Employers should consider providing employees traveling to these areas or having to interact with individuals who have recently been in such areas, with guidance from the CDC or WHO on how to minimize the risk of contracting coronavirus . Further, employers should consider requiring employees who return from travel to areas with confirmed cases to work remotely for a reasonable period of time (e.g., during the coronavirus’s anticipated incubation period).

Scope and Distribution of Policies

Any travel policies should be narrowly focused and apply only with regard to specific geographic areas identified by the CDC and WHO as high-risk. In addition, travel policies should be in writing and distributed to all employees, not just to employees who the employer believes is or may be considering travel to high-risk areas.

By so doing, the employer can avoid the appearance of discrimination and limit potential race, national origin, or other discrimination claims, while helping to protect the health and well-being of employees.

Paid Sick Leave and Other Considerations 

Employers should remind all employees (not just those who are or may travel to high-risk areas) of the employer’s leave policies. Employees who feel unwell, especially with flu-like symptoms, should be aware of available sick leave benefits, consider seeking medical attention if appropriate, and stay away from the workplace until they recover.

If an employer requires an employee to stay home or the employee stays home voluntarily due to illness or to care for a sick family member, the employer must ensure compliance with federal, state, and local sick and family medical leave laws. These laws may give employees the right to take protected leave under certain circumstances, and depending on applicable state or local law, such leave may be required to be paid.

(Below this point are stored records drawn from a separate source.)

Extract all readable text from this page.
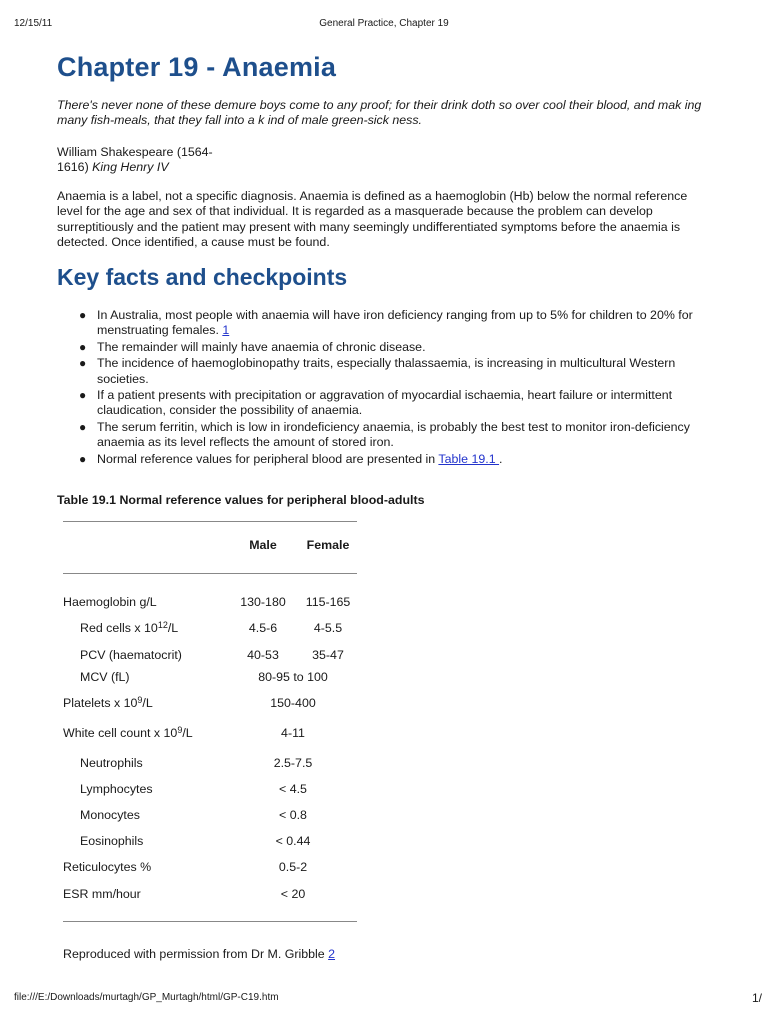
12/15/11	General Practice, Chapter 19
Chapter 19 - Anaemia

There's never none of these demure boys come to any proof; for their drink doth so over cool their blood, and mak ing many fish-meals, that they fall into a k ind of male green-sick ness.

William Shakespeare (1564-1616) King Henry IV

Anaemia is a label, not a specific diagnosis. Anaemia is defined as a haemoglobin (Hb) below the normal reference level for the age and sex of that individual. It is regarded as a masquerade because the problem can develop surreptitiously and the patient may present with many seemingly undifferentiated symptoms before the anaemia is detected. Once identified, a cause must be found.

Key facts and checkpoints
● In Australia, most people with anaemia will have iron deficiency ranging from up to 5% for children to 20% for menstruating females. 1
● The remainder will mainly have anaemia of chronic disease.
● The incidence of haemoglobinopathy traits, especially thalassaemia, is increasing in multicultural Western societies.
● If a patient presents with precipitation or aggravation of myocardial ischaemia, heart failure or intermittent claudication, consider the possibility of anaemia.
● The serum ferritin, which is low in irondeficiency anaemia, is probably the best test to monitor iron-deficiency anaemia as its level reflects the amount of stored iron.
● Normal reference values for peripheral blood are presented in Table 19.1 .
Table 19.1 Normal reference values for peripheral blood-adults
Male	Female
Haemoglobin g/L	130-180	115-165
Red cells x $10^{12}/L$	4.5-6	4-5.5
PCV (haematocrit)	40-53	35-47
MCV (fL)	80-95 to 100
Platelets x $10^9/L$	150-400
White cell count x $10^9/L$	4-11
Neutrophils	2.5-7.5
Lymphocytes	< 4.5
Monocytes	< 0.8
Eosinophils	< 0.44
Reticulocytes %	0.5-2
ESR mm/hour	< 20
Reproduced with permission from Dr M. Gribble 2
file:///E:/Downloads/murtagh/GP_Murtagh/html/GP-C19.htm	1/
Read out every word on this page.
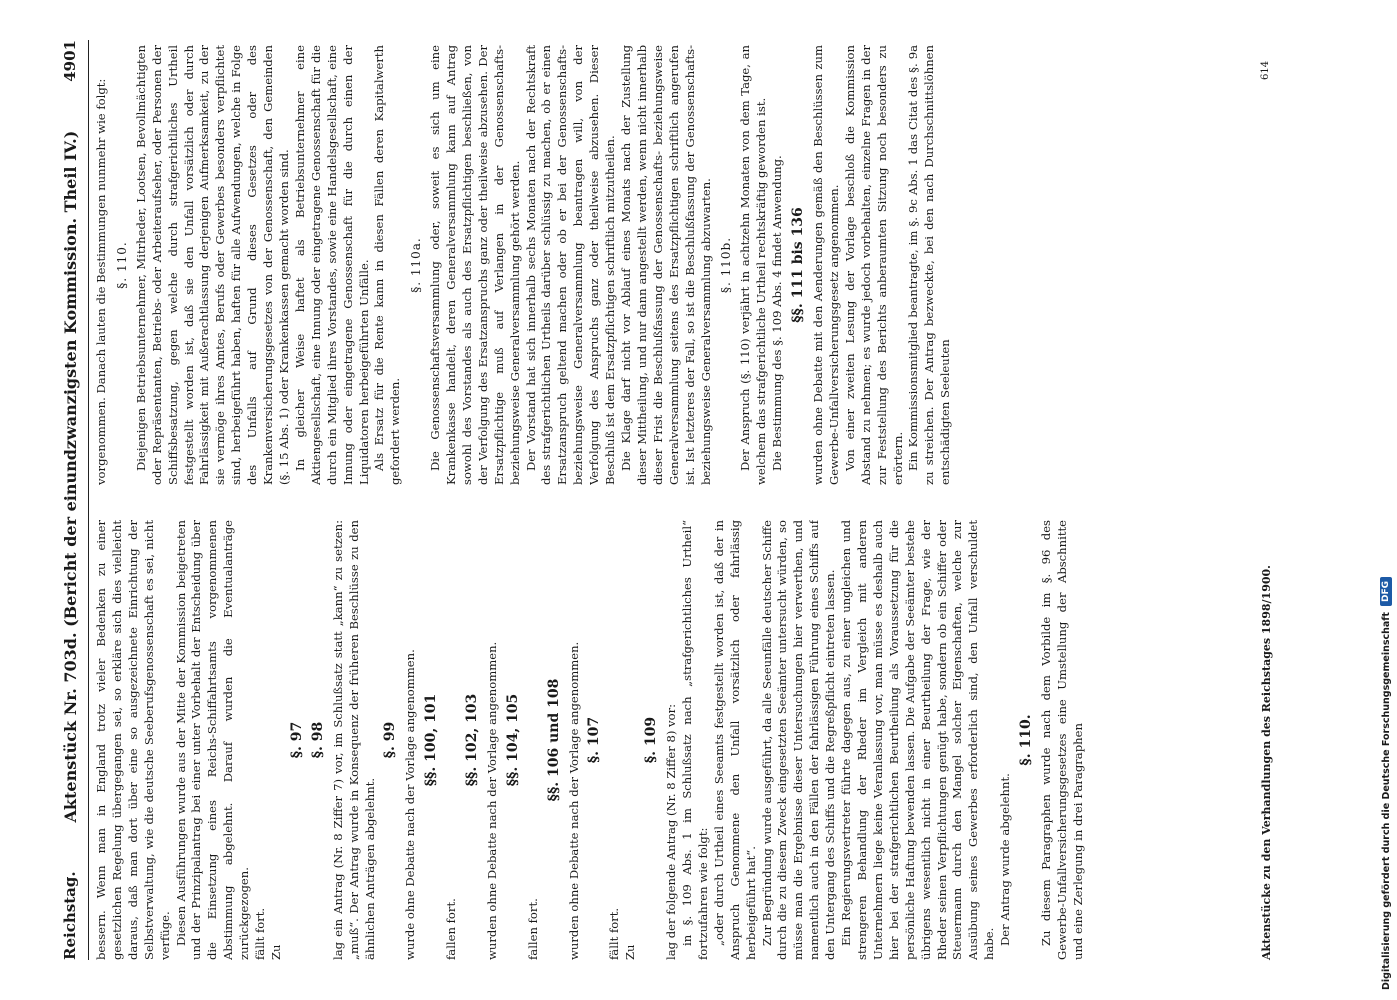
Reichstag.
Aktenstück Nr. 703d. (Bericht der einundzwanzigsten Kommission. Theil IV.)
4901

bessern. Wenn man in England trotz vieler Bedenken zu einer gesetzlichen Regelung übergegangen sei, so erkläre sich dies vielleicht daraus, daß man dort über eine so ausgezeichnete Einrichtung der Selbstverwaltung, wie die deutsche Seeberufsgenossenschaft es sei, nicht verfüge. Diesen Ausführungen wurde aus der Mitte der Kommission beigetreten und der Prinzipalantrag bei einer unter Vorbehalt der Entscheidung über die Einsetzung eines Reichs-Schiffahrtsamts vorgenommenen Abstimmung abgelehnt. Darauf wurden die Eventualanträge zurückgezogen. fällt fort. Zu

§. 97 §. 98 lag ein Antrag (Nr. 8 Ziffer 7) vor, im Schlußsatz statt „kann“ zu setzen: „muß“. Der Antrag wurde in Konsequenz der früheren Beschlüsse zu den ähnlichen Anträgen abgelehnt.

§. 99 wurde ohne Debatte nach der Vorlage angenommen. §§. 100, 101

fallen fort.

§§. 102, 103 wurden ohne Debatte nach der Vorlage angenommen. §§. 104, 105

fallen fort.

§§. 106 und 108 wurden ohne Debatte nach der Vorlage angenommen. §. 107

fällt fort. Zu

§. 109 lag der folgende Antrag (Nr. 8 Ziffer 8) vor: in §. 109 Abs. 1 im Schlußsatz nach „strafgerichtliches Urtheil“ fortzufahren wie folgt: „oder durch Urtheil eines Seeamts festgestellt worden ist, daß der in Anspruch Genommene den Unfall vorsätzlich oder fahrlässig herbeigeführt hat“. Zur Begründung wurde ausgeführt, da alle Seeunfälle deutscher Schiffe durch die zu diesem Zweck eingesetzten Seeämter untersucht würden, so müsse man die Ergebnisse dieser Untersuchungen hier verwerthen, und namentlich auch in den Fällen der fahrlässigen Führung eines Schiffs auf den Untergang des Schiffs und die Regreßpflicht eintreten lassen. Ein Regierungsvertreter führte dagegen aus, zu einer ungleichen und strengeren Behandlung der Rheder im Vergleich mit anderen Unternehmern liege keine Veranlassung vor, man müsse es deshalb auch hier bei der strafgerichtlichen Beurtheilung als Voraussetzung für die persönliche Haftung bewenden lassen. Die Aufgabe der Seeämter bestehe übrigens wesentlich nicht in einer Beurtheilung der Frage, wie der Rheder seinen Verpflichtungen genügt habe, sondern ob ein Schiffer oder Steuermann durch den Mangel solcher Eigenschaften, welche zur Ausübung seines Gewerbes erforderlich sind, den Unfall verschuldet habe. Der Antrag wurde abgelehnt.

§. 110. Zu diesem Paragraphen wurde nach dem Vorbilde im §. 96 des Gewerbe-Unfallversicherungsgesetzes eine Umstellung der Abschnitte und eine Zerlegung in drei Paragraphen

vorgenommen. Danach lauten die Bestimmungen nunmehr wie folgt: §. 110. Diejenigen Betriebsunternehmer, Mitrheder, Lootsen, Bevollmächtigten oder Repräsentanten, Betriebs- oder Arbeiteraufseher, oder Personen der Schiffsbesatzung, gegen welche durch strafgerichtliches Urtheil festgestellt worden ist, daß sie den Unfall vorsätzlich oder durch Fahrlässigkeit mit Außerachtlassung derjenigen Aufmerksamkeit, zu der sie vermöge ihres Amtes, Berufs oder Gewerbes besonders verpflichtet sind, herbeigeführt haben, haften für alle Aufwendungen, welche in Folge des Unfalls auf Grund dieses Gesetzes oder des Krankenversicherungsgesetzes von der Genossenschaft, den Gemeinden (§. 15 Abs. 1) oder Krankenkassen gemacht worden sind. In gleicher Weise haftet als Betriebsunternehmer eine Aktiengesellschaft, eine Innung oder eingetragene Genossenschaft für die durch ein Mitglied ihres Vorstandes, sowie eine Handelsgesellschaft, eine Innung oder eingetragene Genossenschaft für die durch einen der Liquidatoren herbeigeführten Unfälle. Als Ersatz für die Rente kann in diesen Fällen deren Kapitalwerth gefordert werden.

§. 110a. Die Genossenschaftsversammlung oder, soweit es sich um eine Krankenkasse handelt, deren Generalversammlung kann auf Antrag sowohl des Vorstandes als auch des Ersatzpflichtigen beschließen, von der Verfolgung des Ersatzanspruchs ganz oder theilweise abzusehen. Der Ersatzpflichtige muß auf Verlangen in der Genossenschafts- beziehungsweise Generalversammlung gehört werden. Der Vorstand hat sich innerhalb sechs Monaten nach der Rechtskraft des strafgerichtlichen Urtheils darüber schlüssig zu machen, ob er einen Ersatzanspruch geltend machen oder ob er bei der Genossenschafts- beziehungsweise Generalversammlung beantragen will, von der Verfolgung des Anspruchs ganz oder theilweise abzusehen. Dieser Beschluß ist dem Ersatzpflichtigen schriftlich mitzutheilen. Die Klage darf nicht vor Ablauf eines Monats nach der Zustellung dieser Mittheilung, und nur dann angestellt werden, wenn nicht innerhalb dieser Frist die Beschlußfassung der Genossenschafts- beziehungsweise Generalversammlung seitens des Ersatzpflichtigen schriftlich angerufen ist. Ist letzteres der Fall, so ist die Beschlußfassung der Genossenschafts- beziehungsweise Generalversammlung abzuwarten. §. 110b. Der Anspruch (§. 110) verjährt in achtzehn Monaten von dem Tage, an welchem das strafgerichtliche Urtheil rechtskräftig geworden ist. Die Bestimmung des §. 109 Abs. 4 findet Anwendung. §§. 111 bis 136 wurden ohne Debatte mit den Aenderungen gemäß den Beschlüssen zum Gewerbe-Unfallversicherungsgesetz angenommen. Von einer zweiten Lesung der Vorlage beschloß die Kommission Abstand zu nehmen; es wurde jedoch vorbehalten, einzelne Fragen in der zur Feststellung des Berichts anberaumten Sitzung noch besonders zu erörtern. Ein Kommissionsmitglied beantragte, im §. 9c Abs. 1 das Citat des §. 9a zu streichen. Der Antrag bezweckte, bei den nach Durchschnittslöhnen entschädigten Seeleuten

Aktenstücke zu den Verhandlungen des Reichstages 1898/1900.
614
Digitalisierung gefördert durch die Deutsche Forschungsgemeinschaft
DFG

  • For example, in Washington state, a qualifying employee can take up to 12 weeks of paid medical leave for serious health conditions, which could include coronavirus infections. Failure to comply with these obligations could lead to employer liability.

As mentioned above, employers should consider requiring employees who travel to a high-risk area to wait a period of time (e.g., the incubation period) before returning to work. Such policies need to be carefully crafted to avoid discrimination claims and take advantage of legal safe harbor provisions.

Employers are advised to consult with expert legal counsel to help limit potential legal liability. For example, the Americans with Disabilities Act (ADA) has a narrow provision allowing an employer to place an employee on leave if objective evidence exists indicating that the employee’s presence at work constitutes a direct threat and “a significant risk of substantial harm to the health or safety” of the employee or others.

  • Employers need to be wary about asking employees to provide medical information, as this can trigger recordkeeping obligations and run afoul of the ADA.

Avoiding Retaliation Claims

If infection rates in the United States climb, some employees may become fearful of infection and stay home, despite not being ill or having a need to care for family members. Although such conduct may violate an employer’s attendance or remote working policies, employers should exercise caution regarding discipline if the reason for staying away from the workplace is an employee’s fear for his or her safety or health at work.

If such fears are reasonable, OSHA and state-law equivalents may prohibit employers from disciplining employees for avoiding the workplace. Whether a fear is “reasonable” is highly fact-sensitive, and employers with questions should consult with expert legal counsel.

On a practical level, employers should also consider employee morale and potential declining productivity associated with employee preoccupation with a fear of infection and consider accommodating reasonable requests, such as working remotely or use of vacation leave or paid time off without advance notice, on a temporary basis where feasible.